Quatre shook his head slightly. “Rarely. There was a time she sat alone by the white daisies out in the yard. Not everyone has the courage to approach her.”

Trowa nodded, just barely, as if confirming. “She eats very little.”

“So little that Heero has to sit and watch like a dad.” Duo chimed in, half-laughing. “Try waiting until Relena pushes her tray aside before eating your half. The guy’ll give you a death stare like you just violated protocol.”

Hilde frowned slightly, surprised. “He really does that?”

“Yeah.” Quatre nodded, slowly. “Heero was trained like a soldier from a young age. But no one asked him to do that for Relena… he just does it. On his own.”

“Which is why we call him the foster dad,” Duo added, snapping his fingers as if scoring a debate point.

“Strict, punctual, and no one dares to look at the princess for more than three seconds.”

Hilde chuckled softly, her gaze drifting to the courtyard outside the window, where sunlight cast soft shadows over the vine trellis.

“She has this kind of… peaceful aura. I don’t know why, but being near her makes me feel lighter.”

“Yeah,” Quatre smiled, his eyes clouded with something like memory.

“Relena has that kind of presence. She doesn’t need to say much but when she’s around, the whole space just… settles.”

Duo kept his head down, spoon still moving, but his voice softened noticeably: “Just don’t stare too long….”

“I was just… observing,” Hilde said, tilting her head slightly, chin resting on her palm.

“To Heero, ‘observing’ is already a crime,” Duo winked. “Trust me.”

The group chuckled quietly. Lunch went on, the hum of conversation weaving around them, rhythmic and familiar, like they were all used to the quiet presence of a single name — Relena. That girl, Hilde thought, wasn’t distant or prideful, but… quiet and hard to reach. Like a beautiful scene that everyone admired but few had the courage to step into and truly see up close.
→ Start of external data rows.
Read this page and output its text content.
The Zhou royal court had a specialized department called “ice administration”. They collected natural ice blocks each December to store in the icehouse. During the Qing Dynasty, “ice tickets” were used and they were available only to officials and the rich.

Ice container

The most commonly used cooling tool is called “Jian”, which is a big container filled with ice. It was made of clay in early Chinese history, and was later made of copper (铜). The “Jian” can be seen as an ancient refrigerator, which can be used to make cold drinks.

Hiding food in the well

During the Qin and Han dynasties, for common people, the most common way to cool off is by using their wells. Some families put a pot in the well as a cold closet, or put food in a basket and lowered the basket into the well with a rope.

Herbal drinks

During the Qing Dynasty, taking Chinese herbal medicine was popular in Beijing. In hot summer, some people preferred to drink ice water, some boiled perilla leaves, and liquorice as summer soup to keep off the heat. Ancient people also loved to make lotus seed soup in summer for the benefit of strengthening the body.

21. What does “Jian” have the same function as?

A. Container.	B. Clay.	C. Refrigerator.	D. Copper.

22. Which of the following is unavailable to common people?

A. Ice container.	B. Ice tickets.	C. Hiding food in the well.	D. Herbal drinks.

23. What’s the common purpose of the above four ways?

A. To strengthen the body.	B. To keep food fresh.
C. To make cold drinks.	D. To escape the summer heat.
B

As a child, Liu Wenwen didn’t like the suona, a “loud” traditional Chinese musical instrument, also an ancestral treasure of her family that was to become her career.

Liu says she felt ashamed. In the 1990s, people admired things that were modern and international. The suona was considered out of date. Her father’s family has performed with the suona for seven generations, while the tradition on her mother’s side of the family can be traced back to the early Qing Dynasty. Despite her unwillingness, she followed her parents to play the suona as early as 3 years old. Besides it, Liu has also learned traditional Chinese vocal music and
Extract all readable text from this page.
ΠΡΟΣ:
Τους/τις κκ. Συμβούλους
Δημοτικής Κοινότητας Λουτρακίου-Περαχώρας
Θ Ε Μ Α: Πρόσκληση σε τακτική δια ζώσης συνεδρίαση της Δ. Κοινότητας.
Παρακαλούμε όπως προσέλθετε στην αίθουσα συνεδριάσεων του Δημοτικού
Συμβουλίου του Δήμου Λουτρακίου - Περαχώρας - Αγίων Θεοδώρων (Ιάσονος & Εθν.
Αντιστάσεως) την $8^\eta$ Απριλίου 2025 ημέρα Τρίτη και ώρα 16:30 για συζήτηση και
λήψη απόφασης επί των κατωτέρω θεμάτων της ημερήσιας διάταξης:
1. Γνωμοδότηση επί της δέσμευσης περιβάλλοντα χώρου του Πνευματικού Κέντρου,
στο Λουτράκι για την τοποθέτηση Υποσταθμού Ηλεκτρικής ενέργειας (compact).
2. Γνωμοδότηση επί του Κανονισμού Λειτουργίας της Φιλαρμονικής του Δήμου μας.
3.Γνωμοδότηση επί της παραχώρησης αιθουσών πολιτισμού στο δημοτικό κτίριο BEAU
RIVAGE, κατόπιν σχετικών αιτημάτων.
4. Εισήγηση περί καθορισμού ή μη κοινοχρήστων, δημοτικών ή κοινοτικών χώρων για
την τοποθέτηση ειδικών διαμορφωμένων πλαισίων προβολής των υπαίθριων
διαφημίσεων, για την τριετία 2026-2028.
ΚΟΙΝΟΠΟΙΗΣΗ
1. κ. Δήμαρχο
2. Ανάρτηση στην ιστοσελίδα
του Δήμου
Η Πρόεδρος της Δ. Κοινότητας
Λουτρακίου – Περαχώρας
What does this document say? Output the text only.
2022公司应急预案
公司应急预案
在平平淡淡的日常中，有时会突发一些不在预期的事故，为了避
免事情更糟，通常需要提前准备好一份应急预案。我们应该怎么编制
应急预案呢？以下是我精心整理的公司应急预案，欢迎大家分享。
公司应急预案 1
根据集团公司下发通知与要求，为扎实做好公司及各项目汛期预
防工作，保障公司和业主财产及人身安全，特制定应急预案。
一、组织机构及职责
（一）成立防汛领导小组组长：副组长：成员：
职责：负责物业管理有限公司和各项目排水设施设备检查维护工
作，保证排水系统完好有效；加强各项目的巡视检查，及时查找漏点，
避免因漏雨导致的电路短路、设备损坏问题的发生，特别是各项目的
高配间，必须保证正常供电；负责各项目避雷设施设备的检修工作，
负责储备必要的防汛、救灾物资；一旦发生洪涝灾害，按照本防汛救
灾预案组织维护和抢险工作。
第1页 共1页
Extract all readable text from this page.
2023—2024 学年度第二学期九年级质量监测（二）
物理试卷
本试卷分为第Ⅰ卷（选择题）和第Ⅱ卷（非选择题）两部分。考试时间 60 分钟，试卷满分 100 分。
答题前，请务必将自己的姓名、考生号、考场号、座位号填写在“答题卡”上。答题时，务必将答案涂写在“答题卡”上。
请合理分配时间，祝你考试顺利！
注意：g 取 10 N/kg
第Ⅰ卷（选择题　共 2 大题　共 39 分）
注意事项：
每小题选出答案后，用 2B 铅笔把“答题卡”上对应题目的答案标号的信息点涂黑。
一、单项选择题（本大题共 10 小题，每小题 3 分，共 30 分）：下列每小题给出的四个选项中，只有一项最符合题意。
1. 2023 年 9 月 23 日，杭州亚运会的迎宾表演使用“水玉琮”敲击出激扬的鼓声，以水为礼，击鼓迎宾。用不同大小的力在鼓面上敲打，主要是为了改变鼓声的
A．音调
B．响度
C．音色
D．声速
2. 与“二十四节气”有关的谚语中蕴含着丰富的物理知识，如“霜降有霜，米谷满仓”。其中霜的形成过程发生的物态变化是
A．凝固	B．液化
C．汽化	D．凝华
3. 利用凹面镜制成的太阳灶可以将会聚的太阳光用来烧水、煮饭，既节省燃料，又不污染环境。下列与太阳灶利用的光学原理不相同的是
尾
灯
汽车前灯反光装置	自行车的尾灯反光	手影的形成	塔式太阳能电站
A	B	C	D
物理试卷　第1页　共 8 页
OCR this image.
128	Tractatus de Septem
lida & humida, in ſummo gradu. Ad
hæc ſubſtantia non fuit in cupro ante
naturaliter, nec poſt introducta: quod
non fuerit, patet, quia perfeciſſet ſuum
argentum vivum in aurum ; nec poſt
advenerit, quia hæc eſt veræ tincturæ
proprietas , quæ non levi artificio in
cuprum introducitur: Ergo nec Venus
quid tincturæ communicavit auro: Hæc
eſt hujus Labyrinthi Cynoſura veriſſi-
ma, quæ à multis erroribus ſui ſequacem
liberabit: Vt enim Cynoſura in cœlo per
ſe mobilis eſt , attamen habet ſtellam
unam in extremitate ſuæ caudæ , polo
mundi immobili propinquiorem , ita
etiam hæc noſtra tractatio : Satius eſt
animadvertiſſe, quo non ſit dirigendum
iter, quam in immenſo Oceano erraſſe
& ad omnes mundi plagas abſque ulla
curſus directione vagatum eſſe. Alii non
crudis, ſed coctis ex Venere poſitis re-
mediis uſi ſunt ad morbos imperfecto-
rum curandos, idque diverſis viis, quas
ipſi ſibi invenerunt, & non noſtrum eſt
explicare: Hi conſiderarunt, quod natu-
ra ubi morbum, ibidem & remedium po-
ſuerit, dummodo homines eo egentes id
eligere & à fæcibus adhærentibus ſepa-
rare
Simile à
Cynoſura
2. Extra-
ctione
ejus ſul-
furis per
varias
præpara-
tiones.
“So they knew each other before I got here.” she murmured, as if picturing a part of a painting she hadn’t yet finished sketching.

“Since last spring.” Quatre confirmed. “But no one knows when exactly it started.”

Hilde didn’t say more, In her mind, the outline of Relena was starting to take shape, not drawn from rumors or borrowed glances, but from a subtle feeling: that something about Relena made the whole world slow down just a bit. And she, though unsure why, wanted to see that more clearly, not out of jealousy just… to understand.

“Speaking of Relena… you guys remember that party list?” Duo, chin in hand and half-lost in the flow of talk, suddenly tapped his fingers against the table.

“The one where someone added names without permission?” Wufei turned, eyes narrowing.

Duo winced, raising both hands in mock surrender. “Just a little fun, no big deal. Don’t be so serious.”

Trowa smirked. “Your ‘little fun’ made it all the way to the Chair’s office.”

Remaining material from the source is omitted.